Sunbelt Rentals posted total 2009 fiscal year revenue of $1.45 billion for the year ended March 31, a 10.8 percent revenue drop, parent company Ashtead plc announced last week. EBITDA for the year was $500.4 million, compared with $598.9 million in the previous fiscal year, a 16.4 percent drop, while operating profit decreased from $330.9 million in fiscal 2008 to $241.8 million in fiscal 2009, a 26.9 percent decline.
Rental revenue for Sunbelt dropped 8 percent to $1.31 million, with physical utilization of 66 percent, compared with 68 percent for fiscal 2009. Rental revenue increased 2 percent during the first half of the fiscal year, but declined 19 percent in the second half (October to March), during a period when the industry as a whole experienced broad downturns. In the fiscal fourth quarter — the first calendar quarter of 2009 — rental revenue dropped 24 percent year over year, with an 8 percent reduction in fleet size, physical utilization of 61 percent, compared to 64 percent for the year-ago period, and a 14 percent reduction in yield.
For the Ashtead Group as a whole, revenue for the year increased 2 percent to £1.07 billion (about U.S. $1.75 billion), compared with £1.05 billion for the previous year. For the fiscal fourth quarter, however, revenue decreased 5 percent to £232.1 million (U.S. $379.5 million), compared with £244.8 million for the year-ago quarter.
“Market conditions weakened further during the fourth quarter,” said Ashtead chief executive Geoff Drabble. “Revenues in both the U.S. and U.K. markets were adversely affected by lower volumes and yields although we continued to benefit from the stronger dollar. While infrastructure and utility work continues to hold up, the relative lack of finance available for private sector commercial development makes it inevitable that construction volumes overall will remain weak.
“Our business model and capital structure are designed to cope with the cyclical nature of our markets so we were well prepared for this downturn and this is reflected in our robust performance. We took prompt action to control costs and also to address fleet size, which is helping us sustain good utilization. May and early June have seen rental volumes in line with our expectations whilst rental yields have shown some tentative signs of flattening month on month.”
Although Drabble said the company expects continued soft conditions, “we continue to believe that the fundamentals of our markets remain attractive and that, with our continuing focus on meeting the challenges of current market conditions and on cash generation, we are well positioned for the next phase of the cycle.”
Ashtead officials said the speed of the second-half decline was particularly evidenced by the number of private sector projects that stopped work mid-project, with many more postponed or cancelled without ever getting started. Publicly financed infrastructure work is expected to remain stronger through the cycle, “with particular areas of strength being utilities, prisons, schooling and transportation.” However, dependence on local funding brings uncertainty about which projects are likely to go forward.

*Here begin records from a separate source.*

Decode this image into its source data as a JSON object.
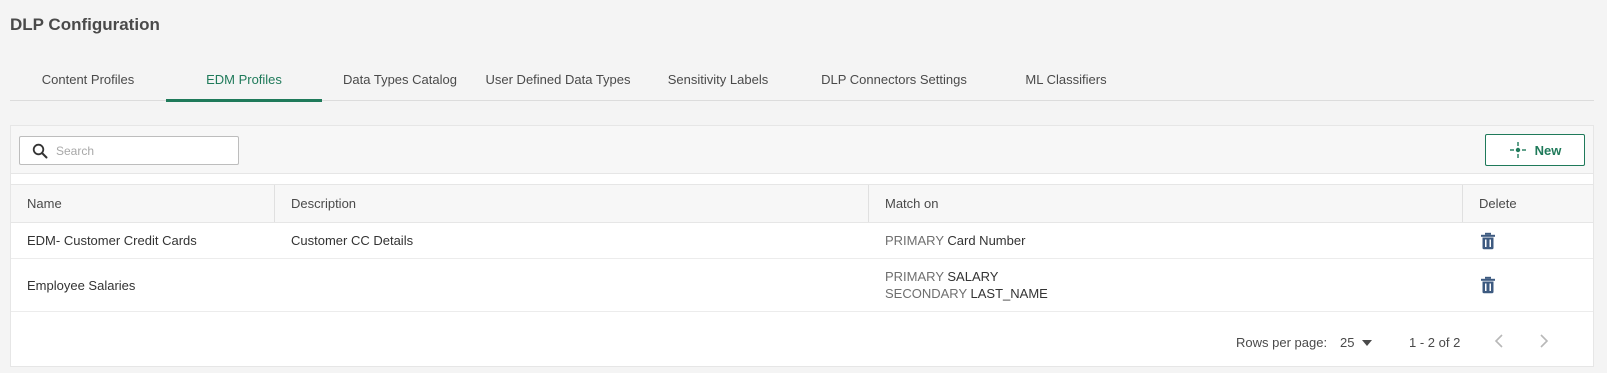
{
  "page": {
    "title": "DLP Configuration"
  },
  "tabs": [
    {
      "label": "Content Profiles",
      "active": false
    },
    {
      "label": "EDM Profiles",
      "active": true
    },
    {
      "label": "Data Types Catalog",
      "active": false
    },
    {
      "label": "User Defined Data Types",
      "active": false
    },
    {
      "label": "Sensitivity Labels",
      "active": false
    },
    {
      "label": "DLP Connectors Settings",
      "active": false
    },
    {
      "label": "ML Classifiers",
      "active": false
    }
  ],
  "toolbar": {
    "search_placeholder": "Search",
    "search_value": "",
    "new_label": "New",
    "search_icon": "search-icon",
    "new_icon": "crosshair-plus-icon"
  },
  "table": {
    "columns": {
      "name": "Name",
      "description": "Description",
      "match_on": "Match on",
      "delete": "Delete"
    },
    "rows": [
      {
        "name": "EDM- Customer Credit Cards",
        "description": "Customer CC Details",
        "match": [
          {
            "kind": "PRIMARY",
            "field": "Card Number"
          }
        ],
        "delete_icon": "trash-icon"
      },
      {
        "name": "Employee Salaries",
        "description": "",
        "match": [
          {
            "kind": "PRIMARY",
            "field": "SALARY"
          },
          {
            "kind": "SECONDARY",
            "field": "LAST_NAME"
          }
        ],
        "delete_icon": "trash-icon"
      }
    ]
  },
  "pagination": {
    "rows_per_page_label": "Rows per page:",
    "rows_per_page_value": "25",
    "range_text": "1 - 2 of 2"
  },
  "colors": {
    "accent": "#1f7a5a",
    "icon": "#3d5a80"
  }
}
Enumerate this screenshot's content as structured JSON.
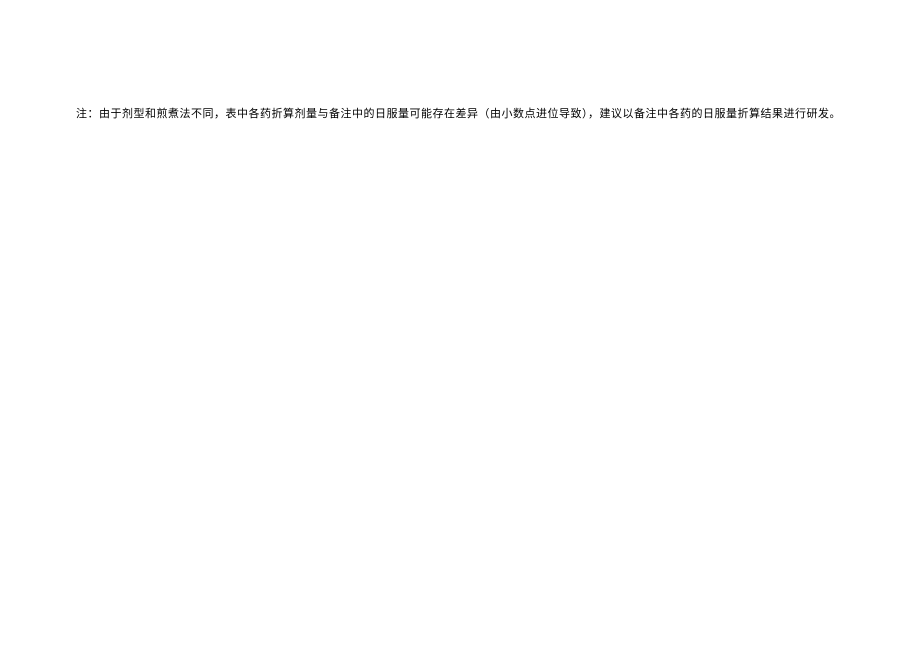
{
  "note": {
    "text": "注：由于剂型和煎煮法不同，表中各药折算剂量与备注中的日服量可能存在差异（由小数点进位导致），建议以备注中各药的日服量折算结果进行研发。"
  }
}
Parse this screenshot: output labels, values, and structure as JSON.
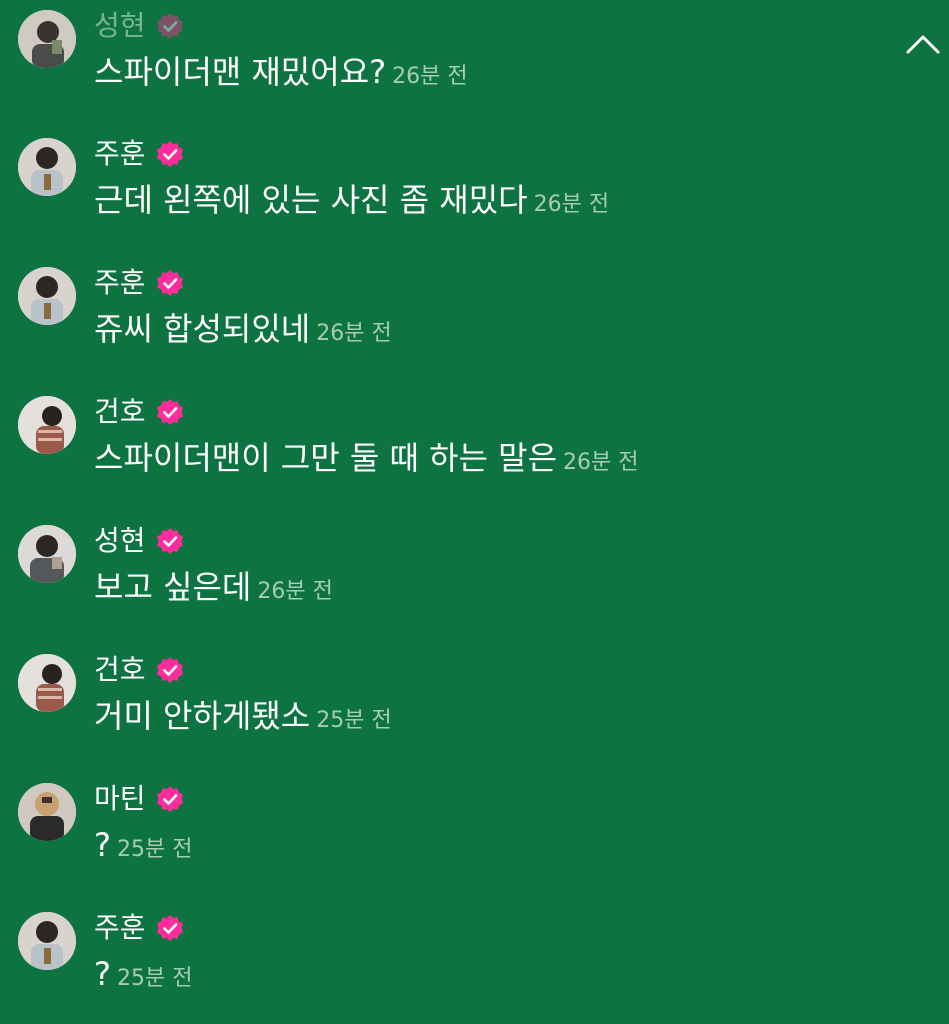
{
  "colors": {
    "background": "#0d7340",
    "name_text": "#ffffff",
    "message_text": "#ffffff",
    "timestamp_text": "#a7cbb7",
    "verified_badge": "#ff2d9b"
  },
  "header": {
    "collapse_icon": "chevron-up-icon"
  },
  "messages": [
    {
      "author": "성현",
      "text": "스파이더맨 재밌어요?",
      "time": "26분 전"
    },
    {
      "author": "주훈",
      "text": "근데 왼쪽에 있는 사진 좀 재밌다",
      "time": "26분 전"
    },
    {
      "author": "주훈",
      "text": "쥬씨 합성되있네",
      "time": "26분 전"
    },
    {
      "author": "건호",
      "text": "스파이더맨이 그만 둘 때 하는 말은",
      "time": "26분 전"
    },
    {
      "author": "성현",
      "text": "보고 싶은데",
      "time": "26분 전"
    },
    {
      "author": "건호",
      "text": "거미 안하게됐소",
      "time": "25분 전"
    },
    {
      "author": "마틴",
      "text": "?",
      "time": "25분 전"
    },
    {
      "author": "주훈",
      "text": "?",
      "time": "25분 전"
    }
  ]
}
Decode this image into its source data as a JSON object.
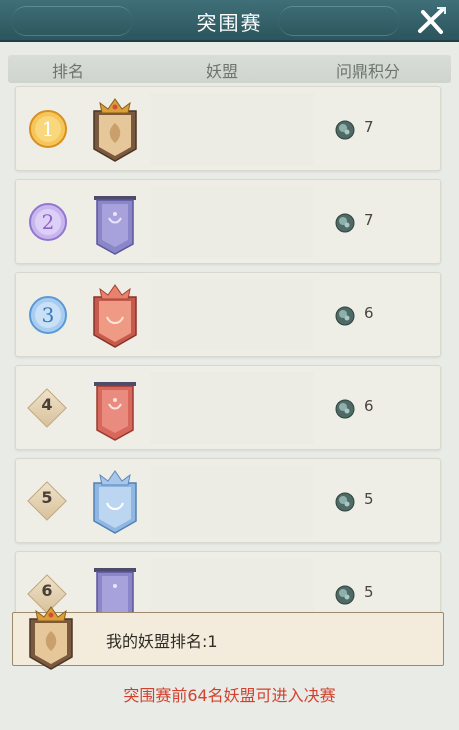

Ashtead officials predict an increase in consolidation and rental penetration as the economy recovers. “We expect the established trend towards increased outsourcing of equipment supply in the U.S. will accelerate through the cycle,” officials said. “At the same time our industry remains fragmented with a number of smaller rental companies surviving on leasing finance often with low or zero cost interest rates, which historically was provided by the equipment manufacturers. As this source of finance has become increasingly scarce and substantially more expensive, we expect the rental market to consolidate further during the downturn, benefitting the larger, better financed players such as ourselves.”
Based in Fort Mill, S.C., Sunbelt Rentals is No. 3 on the RER 100. Ashtead Group plc, which includes A-Plant, a U.K. rental company, is based in London.